We noted on the README that currently there is a 4GB limit for pickles... You could work around this by saving the outputs yourself in HDF5... But I wonder if there is a better fix (@jacob-prince @iancharest )?

Blink621 commented 1 week ago

Hi, @27-apizzuti I met the same issue before. In my case, the python version is 3.8.5 and the numpy version is 1.24.4. In this case, the default pickle protocol is 3 and it cann't support saving a bytes object larger than 4 GiB. So I guess one way to solve this problem is to upgrade your numpy if your python are supported. In my case the 1.24.4 numpy is the latest version under python3.8.5, so I don't test this. Here is also a related issue opened in numpy (https://github.com/numpy/numpy/issues/26224).

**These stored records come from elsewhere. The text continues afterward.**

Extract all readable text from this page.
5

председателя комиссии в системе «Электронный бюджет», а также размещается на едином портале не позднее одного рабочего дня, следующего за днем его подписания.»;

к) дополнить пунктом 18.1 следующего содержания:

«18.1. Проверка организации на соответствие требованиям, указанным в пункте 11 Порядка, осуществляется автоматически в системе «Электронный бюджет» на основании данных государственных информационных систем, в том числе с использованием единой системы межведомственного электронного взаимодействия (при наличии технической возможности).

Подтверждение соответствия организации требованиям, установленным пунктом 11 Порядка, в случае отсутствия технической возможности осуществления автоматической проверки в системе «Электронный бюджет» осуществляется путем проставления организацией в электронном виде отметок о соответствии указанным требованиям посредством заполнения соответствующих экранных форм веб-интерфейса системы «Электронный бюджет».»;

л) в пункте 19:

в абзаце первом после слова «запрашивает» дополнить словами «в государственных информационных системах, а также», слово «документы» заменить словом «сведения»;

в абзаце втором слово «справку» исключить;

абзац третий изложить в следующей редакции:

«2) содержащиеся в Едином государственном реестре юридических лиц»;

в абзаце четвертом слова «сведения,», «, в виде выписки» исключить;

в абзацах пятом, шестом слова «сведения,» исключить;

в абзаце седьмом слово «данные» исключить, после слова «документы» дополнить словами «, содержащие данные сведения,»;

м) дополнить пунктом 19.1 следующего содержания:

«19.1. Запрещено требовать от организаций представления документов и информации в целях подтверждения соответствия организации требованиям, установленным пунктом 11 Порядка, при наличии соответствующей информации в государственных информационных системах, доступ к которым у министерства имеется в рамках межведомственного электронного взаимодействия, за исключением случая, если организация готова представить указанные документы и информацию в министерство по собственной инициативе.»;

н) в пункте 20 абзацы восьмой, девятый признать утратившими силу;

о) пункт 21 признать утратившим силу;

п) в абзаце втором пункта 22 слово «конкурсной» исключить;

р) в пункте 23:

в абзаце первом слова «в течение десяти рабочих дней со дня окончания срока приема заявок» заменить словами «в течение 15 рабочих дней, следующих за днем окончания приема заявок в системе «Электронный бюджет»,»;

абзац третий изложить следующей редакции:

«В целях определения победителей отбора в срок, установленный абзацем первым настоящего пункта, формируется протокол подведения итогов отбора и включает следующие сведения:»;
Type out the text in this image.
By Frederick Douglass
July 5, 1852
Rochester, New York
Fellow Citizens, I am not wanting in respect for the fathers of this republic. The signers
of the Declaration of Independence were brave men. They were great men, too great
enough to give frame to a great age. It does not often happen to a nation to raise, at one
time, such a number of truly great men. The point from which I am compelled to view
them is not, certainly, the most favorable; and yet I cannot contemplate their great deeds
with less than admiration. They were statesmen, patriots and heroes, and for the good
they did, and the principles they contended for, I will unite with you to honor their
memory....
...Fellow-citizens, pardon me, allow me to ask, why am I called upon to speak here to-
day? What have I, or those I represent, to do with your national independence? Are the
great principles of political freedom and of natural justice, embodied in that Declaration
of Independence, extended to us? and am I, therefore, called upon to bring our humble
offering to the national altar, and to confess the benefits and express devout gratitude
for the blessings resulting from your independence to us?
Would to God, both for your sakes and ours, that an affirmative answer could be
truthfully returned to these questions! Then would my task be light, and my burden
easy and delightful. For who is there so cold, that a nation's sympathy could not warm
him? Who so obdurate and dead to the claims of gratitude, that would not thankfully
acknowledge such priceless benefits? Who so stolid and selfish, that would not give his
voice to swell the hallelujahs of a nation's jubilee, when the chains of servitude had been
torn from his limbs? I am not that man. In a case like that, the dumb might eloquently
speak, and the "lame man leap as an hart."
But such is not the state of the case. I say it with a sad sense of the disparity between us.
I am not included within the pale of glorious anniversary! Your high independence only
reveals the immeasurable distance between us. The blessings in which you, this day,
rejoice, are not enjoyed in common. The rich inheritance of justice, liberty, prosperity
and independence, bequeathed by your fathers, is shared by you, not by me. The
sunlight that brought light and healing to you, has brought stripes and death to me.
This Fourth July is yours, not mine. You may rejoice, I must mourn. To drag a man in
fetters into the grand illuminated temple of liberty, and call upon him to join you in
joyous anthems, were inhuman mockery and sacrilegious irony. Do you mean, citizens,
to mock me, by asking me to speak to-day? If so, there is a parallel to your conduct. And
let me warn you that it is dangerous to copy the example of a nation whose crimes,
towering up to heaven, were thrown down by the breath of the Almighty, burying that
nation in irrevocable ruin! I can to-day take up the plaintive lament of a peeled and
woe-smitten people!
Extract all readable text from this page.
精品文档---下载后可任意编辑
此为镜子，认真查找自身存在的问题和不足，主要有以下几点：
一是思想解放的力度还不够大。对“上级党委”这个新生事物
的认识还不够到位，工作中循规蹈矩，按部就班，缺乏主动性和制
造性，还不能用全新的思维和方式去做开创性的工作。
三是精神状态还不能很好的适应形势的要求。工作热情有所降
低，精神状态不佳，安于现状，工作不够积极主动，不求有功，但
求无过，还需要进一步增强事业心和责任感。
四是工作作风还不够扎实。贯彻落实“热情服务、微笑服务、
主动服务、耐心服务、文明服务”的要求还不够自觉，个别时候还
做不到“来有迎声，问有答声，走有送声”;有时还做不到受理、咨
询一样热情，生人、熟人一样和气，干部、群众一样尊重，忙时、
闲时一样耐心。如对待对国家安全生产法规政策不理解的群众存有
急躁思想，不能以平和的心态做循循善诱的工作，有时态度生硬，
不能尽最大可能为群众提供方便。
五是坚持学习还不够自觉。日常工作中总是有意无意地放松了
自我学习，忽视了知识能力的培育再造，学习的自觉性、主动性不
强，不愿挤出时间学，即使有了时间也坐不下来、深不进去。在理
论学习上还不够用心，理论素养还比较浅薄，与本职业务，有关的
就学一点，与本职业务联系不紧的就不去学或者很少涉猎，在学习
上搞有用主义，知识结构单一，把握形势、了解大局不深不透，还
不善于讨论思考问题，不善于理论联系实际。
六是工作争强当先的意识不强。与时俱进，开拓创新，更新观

I solve this in another way by adding several lines on the top of the main glmsingle python script. It's under the site-packages of python (/xxxxx/python3.8/site-packages/glmsingle/glmsingle.py). These codes can replace the write_array function in numpy and now it can support pickle 4. Though it's not elegant, but it indeed solve my problem.

from numpy.lib.format import write_array
import pickle

# Backup the original write_array function
original_write_array = write_array

#Custom write_array function, modifying the protocol to 4
def custom_write_array(fp, array, allow_pickle=False, pickle_kwargs=None):
    if pickle_kwargs is None:
        pickle_kwargs = {}
    if array.dtype.hasobject:
        if not allow_pickle:
            raise ValueError("Object arrays cannot be saved when allow_pickle=False")
        # Modify the pickle protocol to 4 here
        pickle.dump(array, fp, protocol=4, **pickle_kwargs)
    else:
        original_write_array(fp, array, allow_pickle=allow_pickle, pickle_kwargs=pickle_kwargs)

### Replace the original write_array function
np.lib.format.write_array = custom_write_array
jacob-prince commented 1 week ago

When needing to save large python dictionaries ( > 4 GB), I typically follow @Blink621's solution and just use pickle.dump with protocol set to 4. This has worked pretty seamlessly in the past for me, and @iancharest we should work on incorporating this into glmsingle by default.

27-apizzuti commented 1 week ago

Thanks @Blink621 for the solution, it worked also for me!

jacob-prince commented 1 week ago

Thanks @Blink621 for the help, and glad to hear it worked for you @27-apizzuti.

@iancharest, should we incorporate the above code snippet directly into glmsingle.py? Or would some other solution be preferable?